Mais ni la sécheresse de son intonation, ni ses paroles ni son regard ne purent assombrir la joie de Roscelin, tout heureux de se sentir libéré et qui, du coup, ne tenait plus en place. Il ploya brièvement le genou en signe d’obédience, indiquant qu’il avait compris et sortit d’un pas vif pour veiller aux ordres de son maître. Il partit si vite que la tenture s’agita comme sous un coup de vent qui se répandit dans la chambre, tel un soupir.

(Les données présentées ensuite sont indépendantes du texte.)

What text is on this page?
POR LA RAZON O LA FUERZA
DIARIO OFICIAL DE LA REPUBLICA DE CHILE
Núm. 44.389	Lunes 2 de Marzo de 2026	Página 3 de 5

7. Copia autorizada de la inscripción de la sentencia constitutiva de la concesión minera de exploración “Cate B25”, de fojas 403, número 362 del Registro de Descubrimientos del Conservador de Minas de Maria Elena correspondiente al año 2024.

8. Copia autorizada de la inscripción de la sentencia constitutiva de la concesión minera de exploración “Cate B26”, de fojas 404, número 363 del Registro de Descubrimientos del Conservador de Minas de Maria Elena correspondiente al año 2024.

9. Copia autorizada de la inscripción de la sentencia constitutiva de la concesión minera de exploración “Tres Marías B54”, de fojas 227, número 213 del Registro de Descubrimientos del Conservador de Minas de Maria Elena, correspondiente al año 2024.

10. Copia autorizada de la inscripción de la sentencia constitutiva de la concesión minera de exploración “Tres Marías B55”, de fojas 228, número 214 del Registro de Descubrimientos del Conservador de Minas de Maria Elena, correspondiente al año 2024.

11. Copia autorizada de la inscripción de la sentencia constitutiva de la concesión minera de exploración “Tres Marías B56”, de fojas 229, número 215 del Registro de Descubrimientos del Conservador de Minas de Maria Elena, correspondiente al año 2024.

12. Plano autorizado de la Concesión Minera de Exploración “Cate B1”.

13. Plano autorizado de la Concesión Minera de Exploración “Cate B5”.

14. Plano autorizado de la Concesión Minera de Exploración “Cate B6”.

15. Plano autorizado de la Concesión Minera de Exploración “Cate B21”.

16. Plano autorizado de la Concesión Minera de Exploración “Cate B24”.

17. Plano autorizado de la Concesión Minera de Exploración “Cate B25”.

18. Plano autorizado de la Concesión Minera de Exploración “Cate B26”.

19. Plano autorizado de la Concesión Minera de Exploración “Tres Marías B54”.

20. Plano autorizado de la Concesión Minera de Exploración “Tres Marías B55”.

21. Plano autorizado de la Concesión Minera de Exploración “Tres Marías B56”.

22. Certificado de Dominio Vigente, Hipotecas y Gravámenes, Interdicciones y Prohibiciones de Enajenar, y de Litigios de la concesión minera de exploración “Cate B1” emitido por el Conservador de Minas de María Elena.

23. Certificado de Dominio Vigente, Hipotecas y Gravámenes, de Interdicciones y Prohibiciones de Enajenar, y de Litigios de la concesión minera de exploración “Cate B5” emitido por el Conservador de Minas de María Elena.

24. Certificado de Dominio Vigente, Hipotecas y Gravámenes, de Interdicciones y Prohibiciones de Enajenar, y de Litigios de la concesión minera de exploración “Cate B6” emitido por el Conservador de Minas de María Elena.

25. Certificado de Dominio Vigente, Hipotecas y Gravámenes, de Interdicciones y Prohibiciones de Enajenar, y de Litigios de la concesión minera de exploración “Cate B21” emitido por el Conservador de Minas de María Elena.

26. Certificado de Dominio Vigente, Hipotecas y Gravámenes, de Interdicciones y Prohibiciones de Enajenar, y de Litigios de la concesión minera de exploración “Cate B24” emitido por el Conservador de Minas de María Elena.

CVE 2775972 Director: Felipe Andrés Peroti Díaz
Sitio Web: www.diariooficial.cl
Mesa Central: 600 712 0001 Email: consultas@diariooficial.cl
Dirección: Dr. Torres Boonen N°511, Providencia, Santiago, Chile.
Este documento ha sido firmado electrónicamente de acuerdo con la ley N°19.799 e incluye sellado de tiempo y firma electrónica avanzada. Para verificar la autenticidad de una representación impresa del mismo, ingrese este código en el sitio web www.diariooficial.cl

Audemar lança enfin un long regard à sa mère qui le dévisageait d’un œil sombre, attendant sa décision.

— Vous voudrez bien rentrer à Elford avec moi, madame. Vous en avez terminé ici, ce me semble.

 

Ce fut pourtant Cadfael qui se mit le premier en selle. Nul n’avait plus besoin de lui au manoir et, s’il ressentait une curiosité bien naturelle pour les dispositions qui allaient être prises en famille – et qui seraient peut-être plus difficiles à appliquer qu’à prendre –, il devait se résoudre à partir quand même, puisque, selon toute vraisemblance, il n’avait plus ici de rôle à jouer. Il reprit son cheval sans hâte, et, comme il se dirigeait vers le portail, Roscelin quitta le groupe des palefreniers qui préparaient les montures d’Audemar et courut vers lui.

— Frère Cadfael… commença-t-il avant de s’interrompre, tout à son bonheur teinté de stupéfaction avant de secouer la tête et de rire de son comportement. Dites-lui, je vous en prie, que je suis libre et elle aussi, que nous n’avons plus besoin de nous cacher et que l’horizon s’est éclairci…

— Mon petit, l’interrompit Cadfael, à l’heure qu’il est, elle en sait autant que vous.

— Dites-lui aussi que très bientôt, je viendrai la voir. Oui, je sais, ajouta-t-il voyant la mimique de surprise de Cadfael qui haussait un sourcil, mais je le connais, c’est moi qu’il enverra la chercher ! Il préférera un parent qu’il connaît et sur qui il peut compter, avec des terres jouxtant les siennes, à un hobereau qui habite au diable. D’ailleurs, est-ce que cela ne règle pas tout ? Il n’y a rien de changé, sauf ce qu’il fallait changer.

Cadfael songea qu’il y avait du vrai là-dedans en observant de sa selle le visage ardent du jeune homme. Ce qui avait changé, c’est que la vérité avait remplacé le mensonge et que, même si cela demandait une adaptation qui ne serait pas facile, c’était infiniment préférable. La vérité coûte parfois cher, mais en définitive, le prix qu’elle demande n’est jamais trop élevé.

— Et dites aussi à son père, ce religieux infirme, que je suis très heureux, conclut Roscelin, et que je lui dois plus que je pourrai jamais lui rendre. Et surtout, que l’avenir de sa fille ne l’inquiète pas, je consacrerai ma vie à la rendre heureuse.